We want to take a sentence with $k$ words and assign a probability to it - this lets us rank alternatives.

$$ P(w_1, w_2, ..., w_k) = \text{Probability of encountering sentence } w_1w_2...w_k $$

This is useful in several applications:

• machine translations
  • e.g. $P(\text{"High winds expected"}) > P(\text{"Large winds expected"})$
• spell checker not fooled by homophones
  • e.g. $P(\text{"Waterloo is a great city"}) > P(\text{"Waterloo is a grate city"})$
• speech recognition
  • e.g. $P(\text{"I saw a van"}) > P(\text{"Eyes awe of an"})$

Note for $P(w_1, w_2, ..., w_k)$, we can apply chain rule for multiplication:

$$ \begin{align*} P(w_1, ...,w_k) &= P(w_1) \cdot P(w_2, ..., w_k | w_1) \\ &= P(w_1) \cdot P(w_2 | w_1) \cdot ... \cdot P(w_k | w_1, w_2, ..., w_k) \end{align*} $$

However, using this approach directly will take a massive number of passes - very inefficient (intractable).

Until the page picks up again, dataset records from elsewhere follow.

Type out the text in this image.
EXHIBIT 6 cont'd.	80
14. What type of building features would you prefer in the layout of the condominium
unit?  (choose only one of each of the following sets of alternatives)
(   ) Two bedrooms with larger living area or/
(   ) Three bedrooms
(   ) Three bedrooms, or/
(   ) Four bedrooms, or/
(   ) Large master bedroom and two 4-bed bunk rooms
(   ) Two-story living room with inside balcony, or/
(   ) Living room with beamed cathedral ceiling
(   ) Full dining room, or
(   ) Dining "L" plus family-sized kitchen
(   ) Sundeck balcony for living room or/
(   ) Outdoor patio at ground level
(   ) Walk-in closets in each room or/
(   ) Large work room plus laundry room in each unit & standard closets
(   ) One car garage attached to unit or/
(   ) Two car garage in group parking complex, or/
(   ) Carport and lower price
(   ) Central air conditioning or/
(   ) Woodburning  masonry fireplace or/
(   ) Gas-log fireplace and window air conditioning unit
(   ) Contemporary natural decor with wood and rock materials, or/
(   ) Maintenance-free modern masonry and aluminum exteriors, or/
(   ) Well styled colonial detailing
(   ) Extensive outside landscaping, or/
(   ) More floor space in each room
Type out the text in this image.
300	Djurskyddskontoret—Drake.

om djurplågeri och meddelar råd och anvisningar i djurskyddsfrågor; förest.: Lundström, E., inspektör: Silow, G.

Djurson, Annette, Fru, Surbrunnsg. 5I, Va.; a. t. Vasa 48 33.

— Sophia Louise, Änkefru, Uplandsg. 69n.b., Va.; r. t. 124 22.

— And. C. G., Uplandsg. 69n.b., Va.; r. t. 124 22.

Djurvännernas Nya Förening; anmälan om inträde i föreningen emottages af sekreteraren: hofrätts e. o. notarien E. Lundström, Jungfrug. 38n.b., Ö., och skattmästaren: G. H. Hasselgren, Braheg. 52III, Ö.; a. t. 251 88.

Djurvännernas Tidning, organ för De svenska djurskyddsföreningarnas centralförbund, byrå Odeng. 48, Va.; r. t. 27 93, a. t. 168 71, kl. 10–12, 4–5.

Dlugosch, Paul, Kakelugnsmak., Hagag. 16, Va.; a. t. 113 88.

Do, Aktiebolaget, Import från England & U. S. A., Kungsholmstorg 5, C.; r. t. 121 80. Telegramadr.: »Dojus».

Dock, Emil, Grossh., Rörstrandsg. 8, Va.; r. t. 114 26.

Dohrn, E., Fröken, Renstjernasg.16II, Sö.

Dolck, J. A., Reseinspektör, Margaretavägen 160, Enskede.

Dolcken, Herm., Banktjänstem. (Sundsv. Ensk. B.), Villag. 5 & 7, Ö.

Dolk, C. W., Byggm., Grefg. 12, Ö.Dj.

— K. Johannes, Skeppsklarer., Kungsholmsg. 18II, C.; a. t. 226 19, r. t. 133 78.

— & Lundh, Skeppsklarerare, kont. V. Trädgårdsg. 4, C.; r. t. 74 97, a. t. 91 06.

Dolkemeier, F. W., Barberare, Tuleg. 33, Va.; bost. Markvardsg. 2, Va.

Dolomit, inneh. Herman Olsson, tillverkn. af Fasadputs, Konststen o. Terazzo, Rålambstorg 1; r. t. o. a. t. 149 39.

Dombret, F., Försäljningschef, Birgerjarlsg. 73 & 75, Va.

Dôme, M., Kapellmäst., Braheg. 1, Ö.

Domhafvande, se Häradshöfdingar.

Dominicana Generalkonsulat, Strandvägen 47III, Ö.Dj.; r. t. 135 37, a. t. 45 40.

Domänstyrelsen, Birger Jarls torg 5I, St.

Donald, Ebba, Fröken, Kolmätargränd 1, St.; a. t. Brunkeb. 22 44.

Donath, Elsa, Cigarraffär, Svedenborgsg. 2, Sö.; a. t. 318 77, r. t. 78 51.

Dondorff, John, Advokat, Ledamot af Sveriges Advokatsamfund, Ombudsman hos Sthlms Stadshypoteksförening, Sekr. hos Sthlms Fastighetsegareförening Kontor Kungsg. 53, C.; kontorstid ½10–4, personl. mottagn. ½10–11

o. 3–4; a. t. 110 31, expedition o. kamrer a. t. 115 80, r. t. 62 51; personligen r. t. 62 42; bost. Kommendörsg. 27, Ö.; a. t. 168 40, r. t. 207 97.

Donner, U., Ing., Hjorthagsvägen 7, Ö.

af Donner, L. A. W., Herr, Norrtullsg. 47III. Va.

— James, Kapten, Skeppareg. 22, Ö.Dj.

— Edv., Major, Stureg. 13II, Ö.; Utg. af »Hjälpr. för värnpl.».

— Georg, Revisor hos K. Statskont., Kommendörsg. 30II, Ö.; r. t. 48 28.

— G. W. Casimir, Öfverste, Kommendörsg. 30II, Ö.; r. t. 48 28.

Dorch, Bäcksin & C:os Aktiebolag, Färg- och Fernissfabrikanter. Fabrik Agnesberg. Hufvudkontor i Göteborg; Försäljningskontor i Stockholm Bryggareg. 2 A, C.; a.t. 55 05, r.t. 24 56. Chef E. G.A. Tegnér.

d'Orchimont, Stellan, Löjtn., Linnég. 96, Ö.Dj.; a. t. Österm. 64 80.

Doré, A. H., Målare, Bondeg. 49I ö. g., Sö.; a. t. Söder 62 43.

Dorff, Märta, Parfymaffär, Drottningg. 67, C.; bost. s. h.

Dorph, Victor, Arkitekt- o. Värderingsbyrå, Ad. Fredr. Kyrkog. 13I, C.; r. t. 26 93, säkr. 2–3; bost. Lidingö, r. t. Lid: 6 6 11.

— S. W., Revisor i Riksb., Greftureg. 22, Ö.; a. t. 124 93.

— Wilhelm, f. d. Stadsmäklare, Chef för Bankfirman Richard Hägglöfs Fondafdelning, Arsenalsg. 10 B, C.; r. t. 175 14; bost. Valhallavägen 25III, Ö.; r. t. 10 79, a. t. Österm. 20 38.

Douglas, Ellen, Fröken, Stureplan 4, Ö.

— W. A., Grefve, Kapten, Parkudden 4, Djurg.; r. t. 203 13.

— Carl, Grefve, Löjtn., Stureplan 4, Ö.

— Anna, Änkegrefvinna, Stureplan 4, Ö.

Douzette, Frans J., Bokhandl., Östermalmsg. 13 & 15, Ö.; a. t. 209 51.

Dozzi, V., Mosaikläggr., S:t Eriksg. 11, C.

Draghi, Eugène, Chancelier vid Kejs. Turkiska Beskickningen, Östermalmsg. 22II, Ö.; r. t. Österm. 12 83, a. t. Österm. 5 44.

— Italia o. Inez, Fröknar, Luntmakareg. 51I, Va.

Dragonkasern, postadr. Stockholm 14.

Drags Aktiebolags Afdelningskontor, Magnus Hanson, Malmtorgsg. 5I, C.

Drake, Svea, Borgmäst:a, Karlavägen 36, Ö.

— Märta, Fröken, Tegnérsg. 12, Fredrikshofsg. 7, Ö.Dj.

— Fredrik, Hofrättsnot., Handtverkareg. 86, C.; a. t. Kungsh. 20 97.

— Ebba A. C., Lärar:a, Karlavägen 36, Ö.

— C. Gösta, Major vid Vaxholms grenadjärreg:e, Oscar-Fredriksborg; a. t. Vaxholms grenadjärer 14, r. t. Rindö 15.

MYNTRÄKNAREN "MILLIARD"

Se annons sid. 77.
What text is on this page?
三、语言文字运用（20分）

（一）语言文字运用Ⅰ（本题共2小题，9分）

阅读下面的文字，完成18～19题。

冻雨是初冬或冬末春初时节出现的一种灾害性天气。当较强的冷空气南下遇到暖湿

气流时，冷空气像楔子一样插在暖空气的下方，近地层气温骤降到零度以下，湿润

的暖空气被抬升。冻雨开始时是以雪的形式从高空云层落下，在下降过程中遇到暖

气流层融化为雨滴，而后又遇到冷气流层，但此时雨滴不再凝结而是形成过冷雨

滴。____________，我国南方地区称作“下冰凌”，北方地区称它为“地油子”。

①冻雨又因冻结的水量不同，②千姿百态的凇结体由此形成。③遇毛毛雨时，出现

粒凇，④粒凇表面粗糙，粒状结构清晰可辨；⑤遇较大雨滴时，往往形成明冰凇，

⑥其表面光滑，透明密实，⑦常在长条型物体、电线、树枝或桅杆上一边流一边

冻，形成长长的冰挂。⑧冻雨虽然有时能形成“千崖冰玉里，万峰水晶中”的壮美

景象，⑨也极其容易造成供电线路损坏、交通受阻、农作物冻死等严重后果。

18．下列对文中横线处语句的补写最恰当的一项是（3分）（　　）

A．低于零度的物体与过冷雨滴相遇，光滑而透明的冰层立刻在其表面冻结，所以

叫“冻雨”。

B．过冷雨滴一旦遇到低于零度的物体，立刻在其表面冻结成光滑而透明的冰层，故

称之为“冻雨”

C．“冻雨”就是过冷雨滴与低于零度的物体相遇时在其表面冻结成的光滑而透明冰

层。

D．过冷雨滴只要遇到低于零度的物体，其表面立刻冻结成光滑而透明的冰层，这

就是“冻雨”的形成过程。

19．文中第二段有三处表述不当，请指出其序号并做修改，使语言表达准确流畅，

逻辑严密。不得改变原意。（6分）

Instead, we use the idea of an N-gram, i.e. that the probability of the next work only depends on the previous N-1 words, i.e. based on the idea that $P(w_k | w_1, w_2, ..., w_{k-1}) \approx P(w_{k-(N-1)}, ... w_{k-1})$.

• e.g. $N = 1 \implies P(w_1, w_2, ...,) = P(w_1) P(w_2) ... P(w_k)$ (i.e. assume independent words)
• e.g. $N = 2 \implies P(w_1, w_2, ...,) = P(w_1) \cdot P(w_2 | w_1) ... P(w_k | w_{k-1})$ (consider previous word)
• e.g. Google uses N-grams for making suggestions (N is small)

The individual N-gram probabilities can be calculated with Hadoop (you have done this before!). Usually, don’t go above 5-grams.

e.g. Calculating bigrams:

With this naïve model, sentences which have never occurred have 0 probability of occurring (i.e. a single unusual word turns a sentence impossible). Thus, we remove 0 probabilities to “smooth” the probability distributions.